On the continent there seems currently to be a wave of films dealing with the 1970s and in particular with criminals and terrorists of that era. All of them contain a strong element of nostalgia for the violence - whether revolutionary or merely criminal - that seemed glamorous to young people at the time.
Now comes Angels of Evil, about Renato Vallanzasca, the real-life Milanese gangster who became an outlaw celebrity in the '70s and early '80s. Vallanzasca ran a gang called il banda de Commasina that robbed banks, murdered rivals, killed cops and eventually turned to kidnapping for its income. He spent much of the '70s on the run after the first of two famous prison escapes.
Director Michele Placido, who also co-wrote the screenplay, seems to regard Vallanzasca as a relatively benign figure. You first see him being beaten up by guards in his cell in 1985, and the film conveys a sense of the Italian state of that era as both brutal and incompetent. Placido also makes the city of Milan seem almost East European in its drabness. As a depiction of a place and time it may well be accurate. As storytelling, it is a mess, though its six (!) credited screenwriters pile it high with themes familiar from The Godfather and other superior gangster movies. One of the things that cripples so much continental filmmaking today is a lack of respect for the art of screenwriting and a foolish sense that a director can cobble together one cool scene after another and that it will all work as a narrative.
As a result the film is heavily reliant on a voice-over narration but fails to give you a sense of Vallanzasca's motivations.
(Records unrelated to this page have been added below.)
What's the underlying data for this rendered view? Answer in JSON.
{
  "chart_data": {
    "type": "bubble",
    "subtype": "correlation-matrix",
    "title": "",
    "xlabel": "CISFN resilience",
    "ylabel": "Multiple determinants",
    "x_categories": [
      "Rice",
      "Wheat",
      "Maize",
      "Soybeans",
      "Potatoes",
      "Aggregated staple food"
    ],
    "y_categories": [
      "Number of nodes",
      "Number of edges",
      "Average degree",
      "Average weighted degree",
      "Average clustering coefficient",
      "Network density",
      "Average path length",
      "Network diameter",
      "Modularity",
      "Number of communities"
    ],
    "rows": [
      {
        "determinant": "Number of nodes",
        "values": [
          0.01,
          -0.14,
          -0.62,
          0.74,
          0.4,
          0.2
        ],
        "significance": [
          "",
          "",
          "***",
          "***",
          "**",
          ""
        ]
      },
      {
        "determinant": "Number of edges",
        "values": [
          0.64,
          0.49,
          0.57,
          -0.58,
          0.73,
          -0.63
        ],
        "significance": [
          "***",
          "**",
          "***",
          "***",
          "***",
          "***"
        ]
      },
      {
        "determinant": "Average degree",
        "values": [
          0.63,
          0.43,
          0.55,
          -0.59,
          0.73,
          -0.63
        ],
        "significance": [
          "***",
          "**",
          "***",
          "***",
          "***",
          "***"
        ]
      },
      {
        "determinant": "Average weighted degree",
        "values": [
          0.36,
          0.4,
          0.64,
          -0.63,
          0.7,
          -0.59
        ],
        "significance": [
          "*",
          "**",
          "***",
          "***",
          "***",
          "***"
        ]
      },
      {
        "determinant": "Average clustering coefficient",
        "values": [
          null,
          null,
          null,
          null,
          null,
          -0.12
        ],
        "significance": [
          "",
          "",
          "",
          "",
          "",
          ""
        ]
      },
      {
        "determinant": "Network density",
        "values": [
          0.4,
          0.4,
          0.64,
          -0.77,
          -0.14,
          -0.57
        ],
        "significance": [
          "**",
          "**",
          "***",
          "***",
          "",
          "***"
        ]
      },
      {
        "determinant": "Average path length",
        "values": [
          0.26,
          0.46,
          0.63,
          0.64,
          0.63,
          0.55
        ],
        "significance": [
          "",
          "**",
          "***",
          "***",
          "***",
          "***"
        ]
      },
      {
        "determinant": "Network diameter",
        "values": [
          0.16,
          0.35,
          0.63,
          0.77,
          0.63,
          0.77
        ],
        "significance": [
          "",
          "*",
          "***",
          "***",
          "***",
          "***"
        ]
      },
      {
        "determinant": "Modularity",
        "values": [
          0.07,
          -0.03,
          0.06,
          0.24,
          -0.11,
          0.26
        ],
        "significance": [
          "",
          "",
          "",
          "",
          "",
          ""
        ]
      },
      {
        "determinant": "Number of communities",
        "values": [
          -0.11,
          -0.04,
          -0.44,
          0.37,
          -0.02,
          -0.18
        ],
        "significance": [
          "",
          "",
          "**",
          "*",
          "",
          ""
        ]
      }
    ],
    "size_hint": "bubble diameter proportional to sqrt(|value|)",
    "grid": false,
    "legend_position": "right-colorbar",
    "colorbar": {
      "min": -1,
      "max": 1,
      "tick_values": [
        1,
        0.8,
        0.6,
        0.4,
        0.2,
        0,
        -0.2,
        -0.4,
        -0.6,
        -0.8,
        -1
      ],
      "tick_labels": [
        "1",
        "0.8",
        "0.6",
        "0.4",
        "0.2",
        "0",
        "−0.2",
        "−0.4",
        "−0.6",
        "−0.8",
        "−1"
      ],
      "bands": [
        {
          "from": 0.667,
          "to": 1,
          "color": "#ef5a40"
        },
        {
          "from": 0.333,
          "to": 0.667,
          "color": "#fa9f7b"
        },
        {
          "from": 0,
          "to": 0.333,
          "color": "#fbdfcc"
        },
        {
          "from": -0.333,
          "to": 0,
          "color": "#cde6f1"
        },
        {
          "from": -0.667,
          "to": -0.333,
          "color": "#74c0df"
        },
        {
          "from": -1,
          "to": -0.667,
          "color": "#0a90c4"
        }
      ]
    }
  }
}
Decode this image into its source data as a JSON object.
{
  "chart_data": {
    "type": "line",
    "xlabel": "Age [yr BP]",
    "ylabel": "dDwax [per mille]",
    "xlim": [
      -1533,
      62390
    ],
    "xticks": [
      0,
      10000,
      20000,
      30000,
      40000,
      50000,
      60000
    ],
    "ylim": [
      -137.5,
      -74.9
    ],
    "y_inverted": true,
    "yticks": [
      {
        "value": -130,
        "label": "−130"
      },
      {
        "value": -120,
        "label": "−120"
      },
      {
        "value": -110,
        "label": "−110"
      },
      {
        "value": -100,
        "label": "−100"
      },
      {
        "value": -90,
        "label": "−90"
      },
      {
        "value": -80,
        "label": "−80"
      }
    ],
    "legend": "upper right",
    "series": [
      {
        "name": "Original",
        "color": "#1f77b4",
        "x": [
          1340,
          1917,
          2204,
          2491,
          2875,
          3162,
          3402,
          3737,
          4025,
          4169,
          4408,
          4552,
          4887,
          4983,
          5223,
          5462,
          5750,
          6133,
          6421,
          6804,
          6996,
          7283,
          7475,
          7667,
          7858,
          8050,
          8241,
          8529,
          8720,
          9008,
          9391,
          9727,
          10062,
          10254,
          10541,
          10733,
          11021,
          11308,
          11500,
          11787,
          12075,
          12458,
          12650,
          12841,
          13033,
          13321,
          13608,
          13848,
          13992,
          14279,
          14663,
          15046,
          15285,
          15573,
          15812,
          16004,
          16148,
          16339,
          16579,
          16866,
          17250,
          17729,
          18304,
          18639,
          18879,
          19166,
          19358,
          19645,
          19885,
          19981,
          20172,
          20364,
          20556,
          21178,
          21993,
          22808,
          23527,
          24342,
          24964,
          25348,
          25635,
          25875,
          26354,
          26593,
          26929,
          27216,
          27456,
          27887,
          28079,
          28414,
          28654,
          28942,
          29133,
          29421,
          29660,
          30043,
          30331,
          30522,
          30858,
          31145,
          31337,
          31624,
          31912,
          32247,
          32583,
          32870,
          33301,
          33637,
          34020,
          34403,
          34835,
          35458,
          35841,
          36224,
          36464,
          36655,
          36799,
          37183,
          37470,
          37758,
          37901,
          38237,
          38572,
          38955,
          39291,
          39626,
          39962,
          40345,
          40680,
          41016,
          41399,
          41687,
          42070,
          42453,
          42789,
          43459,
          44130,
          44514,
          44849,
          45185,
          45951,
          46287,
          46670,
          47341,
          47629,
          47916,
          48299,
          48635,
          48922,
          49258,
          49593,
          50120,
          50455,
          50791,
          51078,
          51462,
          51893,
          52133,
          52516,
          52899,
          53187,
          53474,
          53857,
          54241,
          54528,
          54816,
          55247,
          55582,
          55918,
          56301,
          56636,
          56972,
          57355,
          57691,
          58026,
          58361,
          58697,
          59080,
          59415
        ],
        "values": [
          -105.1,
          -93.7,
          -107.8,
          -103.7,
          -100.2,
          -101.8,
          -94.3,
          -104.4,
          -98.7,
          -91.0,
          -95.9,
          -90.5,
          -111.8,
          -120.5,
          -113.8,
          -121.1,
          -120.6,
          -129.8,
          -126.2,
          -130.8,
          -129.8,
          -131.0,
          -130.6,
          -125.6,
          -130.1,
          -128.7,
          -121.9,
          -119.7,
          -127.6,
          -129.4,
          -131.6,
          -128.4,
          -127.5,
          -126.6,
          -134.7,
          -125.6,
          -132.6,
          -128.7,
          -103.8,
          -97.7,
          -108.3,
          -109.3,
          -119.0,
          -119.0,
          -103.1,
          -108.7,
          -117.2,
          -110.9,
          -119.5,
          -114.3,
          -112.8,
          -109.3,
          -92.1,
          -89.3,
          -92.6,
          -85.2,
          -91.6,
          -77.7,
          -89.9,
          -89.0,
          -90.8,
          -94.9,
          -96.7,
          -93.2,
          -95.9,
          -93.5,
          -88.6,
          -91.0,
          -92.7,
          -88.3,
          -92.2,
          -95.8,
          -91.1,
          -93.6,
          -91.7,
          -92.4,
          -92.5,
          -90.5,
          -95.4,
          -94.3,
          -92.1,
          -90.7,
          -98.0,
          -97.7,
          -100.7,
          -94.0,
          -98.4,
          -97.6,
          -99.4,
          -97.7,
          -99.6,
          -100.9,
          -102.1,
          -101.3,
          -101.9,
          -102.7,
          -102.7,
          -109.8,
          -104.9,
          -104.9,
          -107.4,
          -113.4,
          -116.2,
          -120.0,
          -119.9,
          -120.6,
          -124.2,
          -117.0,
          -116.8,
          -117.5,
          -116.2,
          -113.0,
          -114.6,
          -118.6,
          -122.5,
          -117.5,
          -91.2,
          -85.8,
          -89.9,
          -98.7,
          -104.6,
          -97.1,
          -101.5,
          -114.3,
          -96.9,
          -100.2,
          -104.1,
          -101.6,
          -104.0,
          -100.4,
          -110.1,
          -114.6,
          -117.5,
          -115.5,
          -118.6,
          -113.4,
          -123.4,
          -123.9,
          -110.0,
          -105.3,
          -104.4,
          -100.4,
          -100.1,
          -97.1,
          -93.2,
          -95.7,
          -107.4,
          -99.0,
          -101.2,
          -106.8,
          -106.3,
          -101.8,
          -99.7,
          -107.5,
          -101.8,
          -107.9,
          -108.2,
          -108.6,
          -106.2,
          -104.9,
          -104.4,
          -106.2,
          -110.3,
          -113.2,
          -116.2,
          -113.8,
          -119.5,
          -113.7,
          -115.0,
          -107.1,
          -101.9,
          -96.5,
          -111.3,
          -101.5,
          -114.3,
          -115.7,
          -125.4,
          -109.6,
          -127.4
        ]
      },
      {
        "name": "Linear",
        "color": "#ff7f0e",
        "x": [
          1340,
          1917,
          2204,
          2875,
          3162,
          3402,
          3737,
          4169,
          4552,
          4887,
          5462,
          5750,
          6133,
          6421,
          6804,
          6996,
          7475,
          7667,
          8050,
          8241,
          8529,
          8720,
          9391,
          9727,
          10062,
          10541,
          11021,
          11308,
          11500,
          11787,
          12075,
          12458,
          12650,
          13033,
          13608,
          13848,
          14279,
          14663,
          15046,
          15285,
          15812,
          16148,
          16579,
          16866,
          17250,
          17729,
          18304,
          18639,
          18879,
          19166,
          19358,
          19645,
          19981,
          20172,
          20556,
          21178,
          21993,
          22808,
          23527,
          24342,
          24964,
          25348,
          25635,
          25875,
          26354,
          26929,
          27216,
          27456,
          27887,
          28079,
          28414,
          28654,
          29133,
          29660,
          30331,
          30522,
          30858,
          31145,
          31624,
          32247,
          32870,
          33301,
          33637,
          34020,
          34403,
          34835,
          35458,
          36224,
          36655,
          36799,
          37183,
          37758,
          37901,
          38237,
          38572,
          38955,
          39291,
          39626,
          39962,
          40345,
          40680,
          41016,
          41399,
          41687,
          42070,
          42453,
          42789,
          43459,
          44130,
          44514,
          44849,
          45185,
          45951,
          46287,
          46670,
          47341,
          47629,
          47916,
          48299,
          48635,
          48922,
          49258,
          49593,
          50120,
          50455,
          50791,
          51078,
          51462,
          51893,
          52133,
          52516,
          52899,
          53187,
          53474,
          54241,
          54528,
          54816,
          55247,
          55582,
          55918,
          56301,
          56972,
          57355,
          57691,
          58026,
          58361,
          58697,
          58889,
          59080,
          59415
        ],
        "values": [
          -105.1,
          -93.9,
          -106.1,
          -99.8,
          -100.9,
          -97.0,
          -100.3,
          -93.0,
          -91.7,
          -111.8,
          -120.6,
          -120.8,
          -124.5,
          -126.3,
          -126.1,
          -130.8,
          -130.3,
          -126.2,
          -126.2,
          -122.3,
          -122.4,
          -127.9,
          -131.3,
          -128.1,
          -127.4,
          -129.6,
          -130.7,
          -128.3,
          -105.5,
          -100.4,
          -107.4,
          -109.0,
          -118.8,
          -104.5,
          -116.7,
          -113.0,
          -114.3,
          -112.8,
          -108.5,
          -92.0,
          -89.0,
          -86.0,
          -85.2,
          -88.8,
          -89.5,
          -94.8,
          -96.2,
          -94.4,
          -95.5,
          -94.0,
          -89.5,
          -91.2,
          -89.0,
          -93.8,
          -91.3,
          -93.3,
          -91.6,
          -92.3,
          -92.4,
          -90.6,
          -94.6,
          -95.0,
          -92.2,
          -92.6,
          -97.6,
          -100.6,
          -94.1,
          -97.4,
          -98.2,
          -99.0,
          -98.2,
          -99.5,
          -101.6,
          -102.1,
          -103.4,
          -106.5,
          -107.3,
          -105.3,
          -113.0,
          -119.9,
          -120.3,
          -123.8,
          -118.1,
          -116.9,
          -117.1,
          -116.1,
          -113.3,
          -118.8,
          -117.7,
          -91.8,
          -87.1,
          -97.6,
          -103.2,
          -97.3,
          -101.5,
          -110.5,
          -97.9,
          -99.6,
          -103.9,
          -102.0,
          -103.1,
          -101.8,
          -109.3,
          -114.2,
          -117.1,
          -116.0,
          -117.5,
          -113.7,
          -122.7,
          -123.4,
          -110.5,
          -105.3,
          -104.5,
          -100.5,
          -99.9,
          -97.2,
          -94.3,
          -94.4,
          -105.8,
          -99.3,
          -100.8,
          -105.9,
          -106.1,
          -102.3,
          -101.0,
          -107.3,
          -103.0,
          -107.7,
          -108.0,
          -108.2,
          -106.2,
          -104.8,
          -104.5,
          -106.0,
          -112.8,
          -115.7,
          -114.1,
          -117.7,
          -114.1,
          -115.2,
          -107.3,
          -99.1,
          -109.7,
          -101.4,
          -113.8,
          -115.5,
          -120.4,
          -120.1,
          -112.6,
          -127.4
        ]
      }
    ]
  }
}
There is scene after loud scene of mustachioed men shouting at each other and occasionally stabbing or shooting each other. But you never develop a sense of who is whom in his gang or why you should care if one of them is killed or jailed.
Vallanzasca as played by Kim Rossi Stuart remains an opaque and not especially attractive figure. He is not as psychopathically violent as some of his colleagues but his heists are not spectacularly daring or brilliantly planned; he has no great charisma or human wisdom. As he says himself he did not grow up in a poor family, so he is not even a victim or a rebel, just someone "born to steal".
Placido does include a childhood flashback of him releasing a tiger from a zoo, as if to imply Vallanzasca was a fierce free spirit, but there is no tragic grandeur to his trajectory.